小学校理科の “校内研修” 、何をする? 【進め!理科道〜よい理科指導のために〜】#26


私は仕事柄、“学校として” 理科の研究をやっている学校に伺うことが多いのですが、どこの自治体(市区町村レベル)も“学校として”理科の研究をやっているところは、ほんの数校…。地域によっては “ない” と言っていいくらい少ないと感じます。各校は、研究指定校になったことや、校長先生が理科の得意な先生であること、伝統として研究を続けていることなどから取り組んでおられますが、理科は「主要教科」と呼ばれているにも関わらず、本当に少数です。以前は “科学立国” と呼ばれた日本ですが、理科教育という観点からは、結構厳しい状況と考えています。そのような中、“学校として” の研究とまでは言いませんが、少なくとも “校内研修として” くらいは充実させたいものです。
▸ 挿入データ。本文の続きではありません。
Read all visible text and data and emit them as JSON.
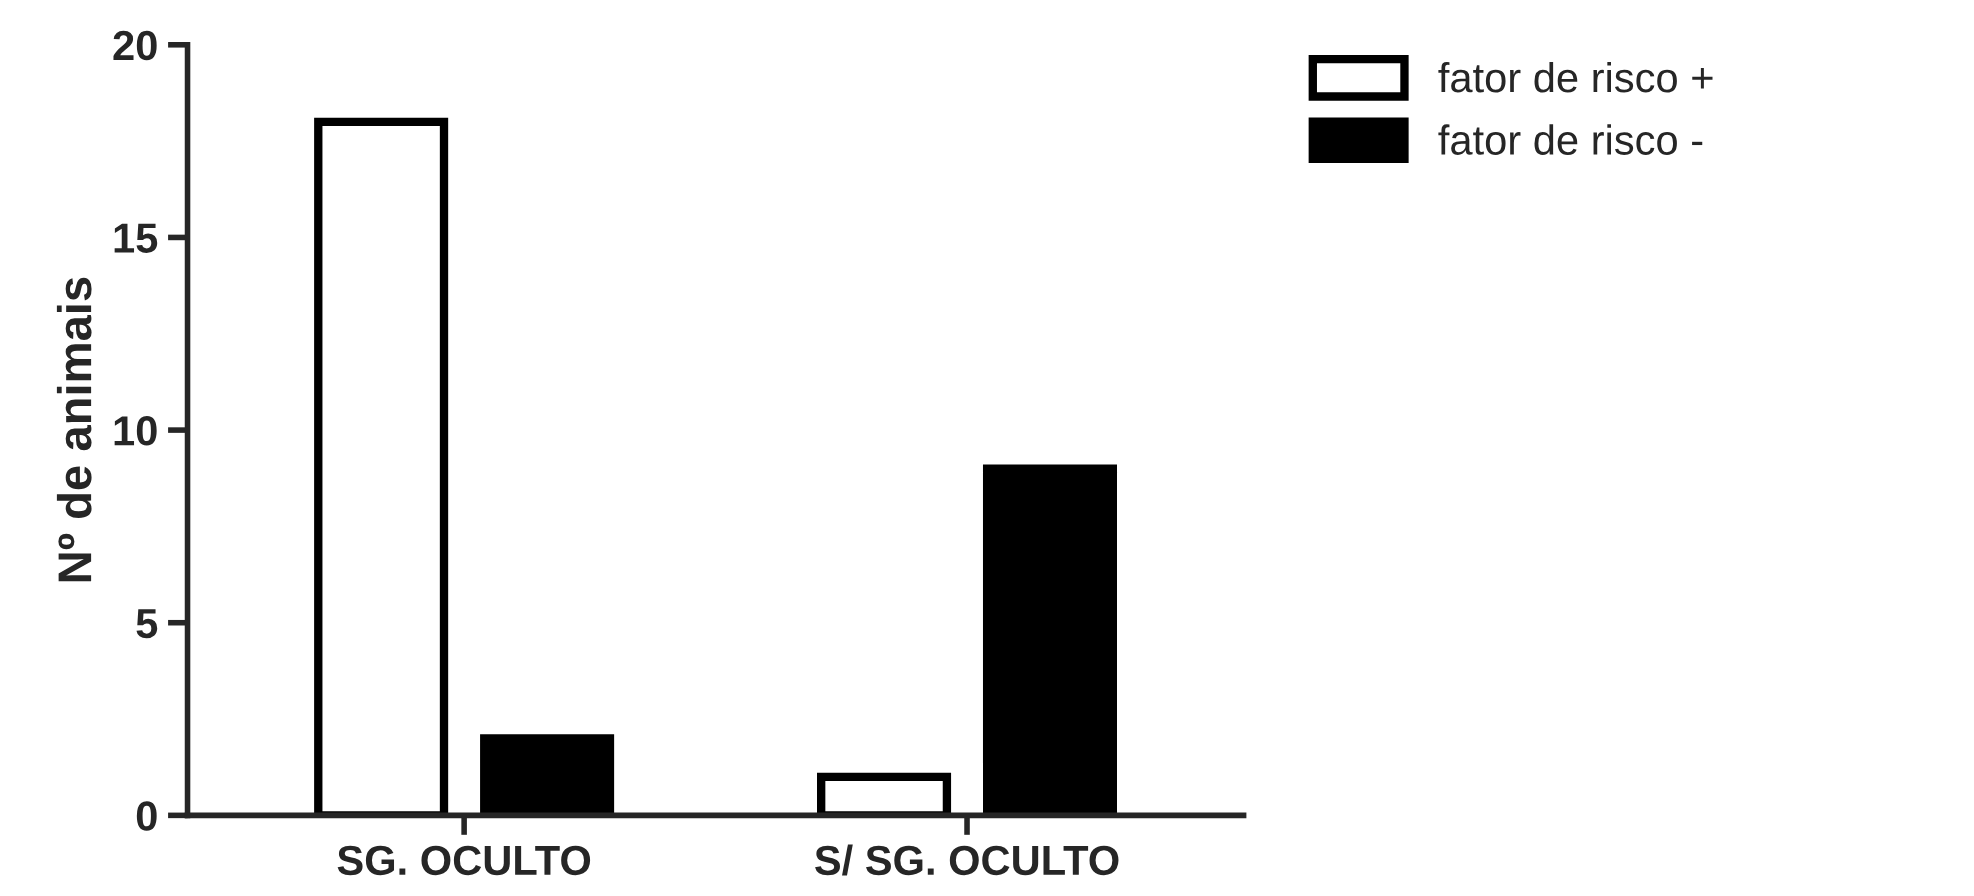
{
  "chart_data": {
    "type": "bar",
    "ylabel": "Nº de animais",
    "categories": [
      "SG. OCULTO",
      "S/ SG. OCULTO"
    ],
    "series": [
      {
        "name": "fator de risco +",
        "color": "#ffffff",
        "values": [
          18,
          1
        ]
      },
      {
        "name": "fator de risco -",
        "color": "#000000",
        "values": [
          2,
          9
        ]
      }
    ],
    "ylim": [
      0,
      20
    ],
    "yticks": [
      0,
      5,
      10,
      15,
      20
    ],
    "grid": false,
    "legend": "top right"
  }
}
今回は、理科専科が進んでいる中で、校内研修をどのようにしていくかについて考えていきましょう。
執筆/國學院大學人間開発学部教授・寺本貴啓
1.理科の専科制が進む中で
これまで理科の授業は担任の先生が行うことが多かったのですが、最近は専科の教員が担当し、複数の学年や授業を一括して受けもつことが増えました。これまでも専門性の高い音楽科や家庭科などに専科の先生がいたことを考えると、同様に「理科も専科で」という考え方は分からなくもありません。
ただ、理科の専科だからと言って、必ずしも理科が得意な先生が担当をしているというわけでもない状況です。一般的な担任をやっていた先生が、「同じ先生が同じ授業をしたほうが合理的」というような考え方で専科を担当しているのです。つまり、小学校の理科を担当している人も研修を続ける必要がありますし、他の先生方の助言を受けながら、校内研修することが必要です。
2.理科専科制だから、専科以外の先生は関係ないのか?
理科専科の先生が配置されると、理科をやっている人が学校内で一部の先生だけになってしまいます。そのため、研修の開催に躊躇する学校も多いのではないでしょうか。国語や算数が優先され、これらの研修は数多く開催されますが、「理科はちょっとわからないから」「私は理科を担当していないし…」といった気持ちから、学校全体の研修計画としても積極的に行われていないのではないでしょうか。
理科が専科制だと、専科以外の先生は関係ないのでしょうか? 答えはNOです。国語や算数同様、重要な教科なので、十分な研修は必要ですね。私の立場から申し上げると、理科が専科制であったとしても年間1~2回は理科をテーマとした研修をぜひお願いします。